A recent article published in the Journal of Translational Medicine by Songming Ding and colleagues from the Zhejiang University School of Medicine, China explores the molecular mechanisms of tumour metastasis. They focus on the epithelial-to-mesenchymal transition (EMT) and mesenchymal-to-epithelial transition (MET) – processes known to have key roles in the metastasis of epithelial cancers.
EMT is the process by which epithelial cells lose their cell polarity and cell-cell adhesion and gain migratory and invasive properties to become mesenchymal cells, whereas the reverse process, MET, involves the conversion of mesenchymal cells into epithelial cells. The tumour microenvironment – the cellular environment in which a tumour exists and which comprises blood vessels, immune cells, fibroblasts, signalling molecules, the extracellular matrix and numerous other cells – has recently been identified as one of the most important inducers of EMT and MET.
The relationship between tumours and their surroundings was described in the late nineteenth century by Stephen Paget’s ‘seed and soil’ theory, in which he suggests that a particular type of cancer (the ‘seed’) often metastasises to certain sites (the ‘soil’) based on the similarity of their environments. Tumour metastasis consists of a series of orderly and interrelated steps, influenced by the interaction between cancer cells and the local microenvironment. The ‘seed and soil’ theory states that EMT is crucial to the early stages of cancer metastasis, and MET is critical to the latter stages. It is therefore important to distinguish which component of the tumour microenvironment can induce EMT and which can induce MET, to better understand the metastatic process.

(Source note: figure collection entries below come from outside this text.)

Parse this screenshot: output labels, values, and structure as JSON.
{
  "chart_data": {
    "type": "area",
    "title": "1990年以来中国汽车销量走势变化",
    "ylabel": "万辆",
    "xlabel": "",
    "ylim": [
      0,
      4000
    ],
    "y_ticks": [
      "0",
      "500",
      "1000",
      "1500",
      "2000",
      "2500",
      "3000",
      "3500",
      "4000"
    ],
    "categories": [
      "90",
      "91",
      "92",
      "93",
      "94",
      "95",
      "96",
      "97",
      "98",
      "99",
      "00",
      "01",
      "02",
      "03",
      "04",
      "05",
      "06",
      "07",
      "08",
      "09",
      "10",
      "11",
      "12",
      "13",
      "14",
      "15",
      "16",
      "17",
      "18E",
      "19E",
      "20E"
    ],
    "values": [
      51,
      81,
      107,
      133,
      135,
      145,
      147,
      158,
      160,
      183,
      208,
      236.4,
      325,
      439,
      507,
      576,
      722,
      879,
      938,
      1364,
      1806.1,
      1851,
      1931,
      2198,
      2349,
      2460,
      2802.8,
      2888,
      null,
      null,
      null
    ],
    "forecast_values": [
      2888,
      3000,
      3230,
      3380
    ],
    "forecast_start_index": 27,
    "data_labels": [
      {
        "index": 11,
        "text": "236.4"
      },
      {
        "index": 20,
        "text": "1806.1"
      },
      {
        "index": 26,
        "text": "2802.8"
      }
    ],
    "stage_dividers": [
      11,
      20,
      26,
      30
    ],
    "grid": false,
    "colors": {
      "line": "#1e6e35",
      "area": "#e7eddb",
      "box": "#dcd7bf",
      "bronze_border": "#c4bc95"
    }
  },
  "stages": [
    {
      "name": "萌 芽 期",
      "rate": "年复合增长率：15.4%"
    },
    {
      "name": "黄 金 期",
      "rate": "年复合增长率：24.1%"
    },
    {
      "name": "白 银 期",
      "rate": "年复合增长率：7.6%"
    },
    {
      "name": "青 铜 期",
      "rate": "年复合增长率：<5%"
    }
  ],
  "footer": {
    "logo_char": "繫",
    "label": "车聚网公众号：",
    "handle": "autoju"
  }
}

Bel-7402 hepatocellular carcinoma cells stained for actin (red). Image source: Ding et al, Journal of Translational Medicine, 2013, 11:164
Ding and colleagues determine how the various components of the tumour microenvironment induce EMT and MET in hepatocellular carcinoma (HCC) metastasis. They used the HCC cell line Bel-7402 co-cultured with either the normal liver cell line HL-7702 or with the retinal vascular endothelial cell line RF/6A to imitate the direct interaction between tumour cells and host cells. Bel-7402 was also cultured in conditioned media from the human lung fibroblast cell line MRC-5, HL-7702 or RF/6A, to imitate an indirect interaction.
The study found that Bel-7402 cells co-cultured with HL-7702 or RF/6A cells were induced to undergo MET. The expression of E-cadherin, α-catenin and β-catenin was up-regulated, accompanied with a strengthened E-cadherin/catenin complex on the membrane of co-cultured Bel-7402 cells, decreasing the invasion and migration ability of the cells. Conversely, Bel-7402 cells cultured in conditioned medium from MRC-5 cells underwent an EMT-like transformation as the cells became elongated with increased invasion and migration ability. The authors also found that HL-7702 cells could inhibit the tumourigenicity and viability of Bel-7402 cells.
Taken together, these findings show that by inducing the increased expression of adhesion molecules, including the E-cadherin/catenin complex, laminins and integrins, the tumour microenvironment is able to strongly influence tumour progression through EMT and MET.